Sucks. Not good enough for anything. Makes me feel like I am a vulnerable kid with low self esteem like Brooke Davis. Sucks.
No I am not gonna wallow in self pity because of my any of my past failures or mistakes..even if I have constant reminders of them around me. It's simply not worth it. Yesterday, I learnt something. Dhoni..okay he is not my idol or anything..but I thought this was thought provoking in some way. Anyway, back to Dhoni. He picked Sreesanth over Ashwin for the game (which I TOTALLY disapproved of)..and let Yuvraj play at numero 6 even though he is an in-form player. And at some points in the game, obviously his decisions were criticised by the media and people alike..obviously because the decisions didn't seem to giving the positive results at that point of time. But anyway, he pushed on and I mean..he kinda proved himself? And also even though his batting statistics haven't been anything great throughout the tournament..he proved his worth and ability by smashing a 91 not out from a mere 70+ balls (WOAH!)

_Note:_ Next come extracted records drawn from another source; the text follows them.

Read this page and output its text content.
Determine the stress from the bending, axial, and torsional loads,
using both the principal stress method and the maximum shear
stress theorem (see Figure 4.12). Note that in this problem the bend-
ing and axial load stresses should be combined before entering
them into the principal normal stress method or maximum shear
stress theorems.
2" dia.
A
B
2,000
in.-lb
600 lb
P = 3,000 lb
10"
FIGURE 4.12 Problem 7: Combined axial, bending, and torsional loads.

Okay..what I (think I) can learn is..if you believe in something hard enough..don't let anyone stop you from believing in it. I think I have learnt that from Arsenal a million times. Sometimes I feel like their situation in the league or somewhat mirrors mine real life feelings and emotions..yes, sounds weird..but trust me its scarily true at times. If you have passion for something and you love and believe in something..don't let other people's comments hurt you or bring you down. Jus don't let it get to you.
It's hard to make yourself so immune to criticisms or things of that sort. Don't give a fuck about what they think of you. You are what you are and you know it. Show that to them..no point telling cause actions speak louder than words.
Sucks.
You are really making me hate you by saying such mean things and bringing me down. Can't you jus get over yourself and accept me for who I am? I am tired of trying to do things jus to make you happy. Why can't you jus let ME be HAPPY for once and let me do what I want and let me be me?
I don't wanna say it cause it will be selfish of me to..but I am only feeling frustration and mere hatred towards you now..and I am trying to control myself by not saying anything cause when you are angry your tongue works faster than your brain. Please..don't push me further.
And besides..'If you can't handle me at my worst, you certainly don't deserve my best.' Like Marilyn Monroe said.